As I learned more about TPP and the young people we were serving I learned more about myself. Just as the young folks we serve need to discover what their hopes and dreams are and then find a path to pursue them, I found myself needing that same thing. All I needed was the opportunity to do something I love and believe in. And that is what everyone needs —- opportunity.

But opportunity includes the room to fail. The fact that I failed when I left my law firm didn’t look or feel like opportunity at the time. It was hard, I’d never really failed in such a big way before. I was fortunate, because I had resources and family who could support me through that. I had attachment to family, church, Maymont, all which helped me survive what seemed like a horrible time until things got better. But what if I didn’t have those things. What if I didn’t have room to fail?

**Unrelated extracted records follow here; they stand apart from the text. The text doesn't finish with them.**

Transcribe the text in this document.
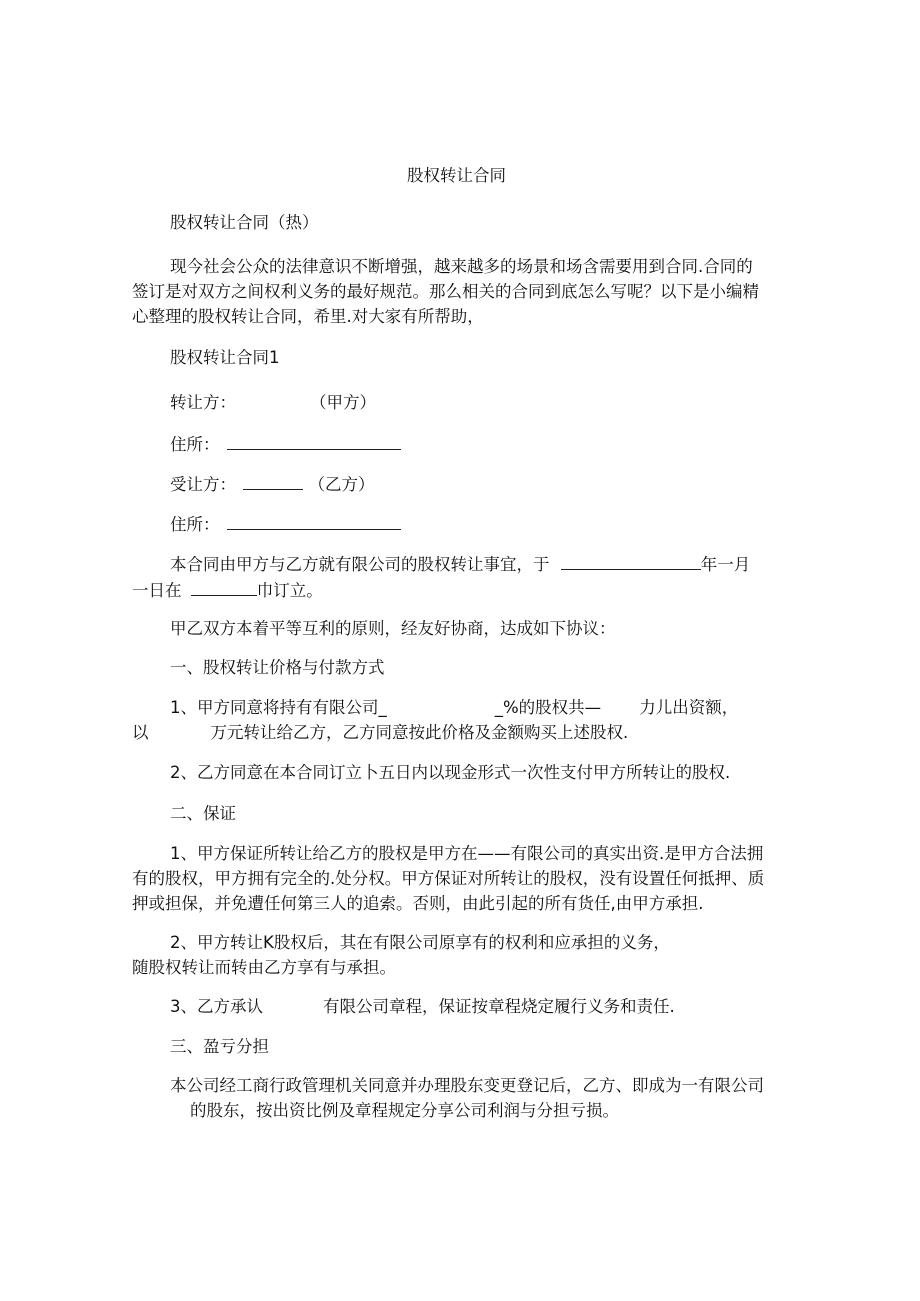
股权转让合同
股权转让合同（热）
现今社会公众的法律意识不断增强，越来越多的场景和场含需要用到合同.合同的
签订是对双方之间权利义务的最好规范。那么相关的合同到底怎么写呢？以下是小编精
心整理的股权转让合同，希里.对大家有所帮助，
股权转让合同1
转让方：	（甲方）
住所：
受让方：	（乙方）
住所：
本合同由甲方与乙方就有限公司的股权转让事宜，于	年一月
一日在	巾订立。
甲乙双方本着平等互利的原则，经友好协商，达成如下协议：
一、股权转让价格与付款方式
1、甲方同意将持有有限公司_	_%的股权共— 力儿出资额，
以	万元转让给乙方，乙方同意按此价格及金额购买上述股权.
2、乙方同意在本合同订立卜五日内以现金形式一次性支付甲方所转让的股权.
二、保证
1、甲方保证所转让给乙方的股权是甲方在——有限公司的真实出资.是甲方合法拥
有的股权，甲方拥有完全的.处分权。甲方保证对所转让的股权，没有设置任何抵押、质
押或担保，并免遭任何第三人的追索。否则，由此引起的所有货任,由甲方承担.
2、甲方转让K股权后，其在有限公司原享有的权利和应承担的义务，
随股权转让而转由乙方享有与承担。
3、乙方承认	有限公司章程，保证按章程烧定履行义务和责任.
三、盈亏分担
本公司经工商行政管理机关同意并办理股东变更登记后，乙方、即成为一有限公司
的股东，按出资比例及章程规定分享公司利润与分担亏损。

Kids in foster care and young folks aging out many times don’t have that room to fail. Failure to them means no place to live. Failure to them means jail. Failure to them may mean death, either at their own hands or of others. My mission is to give them the space, stability and attachments that will let them fail, so they can ultimately turn failure into opportunity like I did. While failure was scary for me, I can’t imagine what it must feel like to a young person who has been abused, who got passed from place to place, and who then was told at 18 that they are on their own. The great opportunity I’ve been given is to help them have real opportunity, and the space to take advantage of it.